Believe in yourself and your dreams, even if no one else does.
That’s the message Olympic athlete Arianne Jones injected into the minds of students after speaking in Prince Rupert and Port Edward schools. Jones was part of Canada’s Olympic Luge team, finishing 13th in the Sochi Olympic Games in February.
“I had adversity to overcome. I had a big dream that nobody else believed I could accomplish,” said Jones. “I wanted to let the kids know if you have a dream believe in yourself and work hard because nobody else gets to decide if your dream is valid or not”
Jones started luging when she was 12, with her Olympic dream igniting when she was a forerunner for the 2010 Olympic Games in Vancouver.

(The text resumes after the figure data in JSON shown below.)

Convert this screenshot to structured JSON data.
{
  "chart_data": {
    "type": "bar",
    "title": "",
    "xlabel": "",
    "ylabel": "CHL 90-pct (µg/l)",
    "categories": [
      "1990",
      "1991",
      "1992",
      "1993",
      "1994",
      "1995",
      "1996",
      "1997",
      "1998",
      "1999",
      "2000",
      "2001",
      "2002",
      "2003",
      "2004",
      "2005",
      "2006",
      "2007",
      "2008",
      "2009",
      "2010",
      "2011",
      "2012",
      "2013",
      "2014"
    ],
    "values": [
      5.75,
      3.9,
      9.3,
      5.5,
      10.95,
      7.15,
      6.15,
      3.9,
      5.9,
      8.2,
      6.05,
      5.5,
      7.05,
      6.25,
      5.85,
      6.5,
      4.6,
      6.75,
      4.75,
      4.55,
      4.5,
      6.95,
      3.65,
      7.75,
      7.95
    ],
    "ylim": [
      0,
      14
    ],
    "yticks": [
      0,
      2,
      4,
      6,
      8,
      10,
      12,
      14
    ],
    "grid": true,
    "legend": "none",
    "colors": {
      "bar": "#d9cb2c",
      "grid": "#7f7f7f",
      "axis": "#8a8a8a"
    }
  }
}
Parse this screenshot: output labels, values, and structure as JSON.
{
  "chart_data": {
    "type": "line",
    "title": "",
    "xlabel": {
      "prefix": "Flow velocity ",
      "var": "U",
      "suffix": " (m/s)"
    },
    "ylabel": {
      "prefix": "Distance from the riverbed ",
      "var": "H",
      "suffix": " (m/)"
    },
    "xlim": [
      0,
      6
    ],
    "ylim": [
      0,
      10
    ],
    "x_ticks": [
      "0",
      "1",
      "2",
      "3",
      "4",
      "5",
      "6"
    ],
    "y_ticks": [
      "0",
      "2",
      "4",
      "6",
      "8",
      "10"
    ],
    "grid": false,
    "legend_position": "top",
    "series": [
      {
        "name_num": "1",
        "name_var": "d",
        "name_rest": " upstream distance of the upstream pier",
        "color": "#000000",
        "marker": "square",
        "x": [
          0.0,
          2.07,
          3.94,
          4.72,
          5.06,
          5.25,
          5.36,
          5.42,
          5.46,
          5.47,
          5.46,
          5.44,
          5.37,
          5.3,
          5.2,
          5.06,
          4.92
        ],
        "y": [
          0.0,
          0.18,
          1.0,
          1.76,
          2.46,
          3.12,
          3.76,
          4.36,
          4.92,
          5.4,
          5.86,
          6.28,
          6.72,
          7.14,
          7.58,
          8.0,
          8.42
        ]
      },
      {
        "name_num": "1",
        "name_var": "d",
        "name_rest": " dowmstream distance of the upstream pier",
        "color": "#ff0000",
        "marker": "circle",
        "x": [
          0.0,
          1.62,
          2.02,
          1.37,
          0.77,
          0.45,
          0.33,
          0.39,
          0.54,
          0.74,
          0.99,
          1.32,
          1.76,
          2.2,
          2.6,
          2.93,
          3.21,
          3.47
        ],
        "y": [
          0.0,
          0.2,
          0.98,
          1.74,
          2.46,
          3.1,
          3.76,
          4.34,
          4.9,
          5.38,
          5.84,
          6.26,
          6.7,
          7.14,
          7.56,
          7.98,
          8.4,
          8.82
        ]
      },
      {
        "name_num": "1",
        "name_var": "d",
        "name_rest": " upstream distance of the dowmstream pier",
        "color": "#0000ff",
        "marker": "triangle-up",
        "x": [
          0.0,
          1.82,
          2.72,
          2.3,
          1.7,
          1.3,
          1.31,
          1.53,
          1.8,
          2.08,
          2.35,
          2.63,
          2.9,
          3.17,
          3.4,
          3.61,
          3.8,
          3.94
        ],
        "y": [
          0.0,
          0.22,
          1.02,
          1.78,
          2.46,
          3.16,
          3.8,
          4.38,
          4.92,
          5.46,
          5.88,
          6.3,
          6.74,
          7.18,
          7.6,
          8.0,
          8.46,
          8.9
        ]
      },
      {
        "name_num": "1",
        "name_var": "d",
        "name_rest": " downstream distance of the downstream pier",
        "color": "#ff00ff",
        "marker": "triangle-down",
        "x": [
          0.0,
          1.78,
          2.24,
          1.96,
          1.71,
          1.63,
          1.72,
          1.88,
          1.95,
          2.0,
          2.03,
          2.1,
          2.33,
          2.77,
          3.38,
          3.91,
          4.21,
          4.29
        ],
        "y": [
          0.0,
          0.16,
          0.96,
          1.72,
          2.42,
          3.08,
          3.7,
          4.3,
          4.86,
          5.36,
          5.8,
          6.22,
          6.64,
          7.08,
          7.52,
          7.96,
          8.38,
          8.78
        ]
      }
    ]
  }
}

“It was such an unbelievable experience … It lit a flame inside of me [that made me want to pursue it and compete for my country],” she said.
But because luge is a gravity sport and Jones is smaller in stature and weight, her ambitions weren’t taken seriously.
“When I made a statement that I was going to try to make the national team, I didn’t have support from anyone. The coaching staff were very clear to me that they didn’t believe I could do it,” Jones said.
“Instead of crumbling, I decided that I was going to try and give it everything I possibly had.”
Jones’ efforts paid off because she made the national team, but the coaching staff still didn’t have faith in her up until she finished the season off in the top 10 ranking.
Jones has been on the national team for the three years, and had to compete for one of three spots against her counterparts for the Canadian Luge team that would compete in the 2014 Olympic Games in Sochi.
“There’s five world cups before Christmas, and we had achieve two top fourteen results in a world cup,” she said.
It wasn’t until the second last competition that Jones broke the top 14, earning 11th place in Whistler. With one more race to go in Salt Lake City, Jones had to place in the top 12 to achieve her dream.
At Salt Lake City’s competition Jones placed 11th in her first run but was disqualified after her second because of a sled malfunction, which mean she had to face off against a teammate in a head to head race in Calgary. The best of three runs would qualify for the Olympics.
“After the first race, my teammate had beat me by 1/100th of a second,” she said.
However, Jones won the second run which meant whoever won the final race was going to the Olympics. Despite the pressure, Jones ended up winning and left for the Olympics three days later.
“It was a journey that was incredibly difficult. It had amazing highs and devastating lows, but overall it turned me into the person I am today,” she said.
Jones said she’s thankful to her sponsor Pacific Northwest LNG for funding her trip to Prince Rupert to speak to share her story with students.
“I hope they take my story to heart.”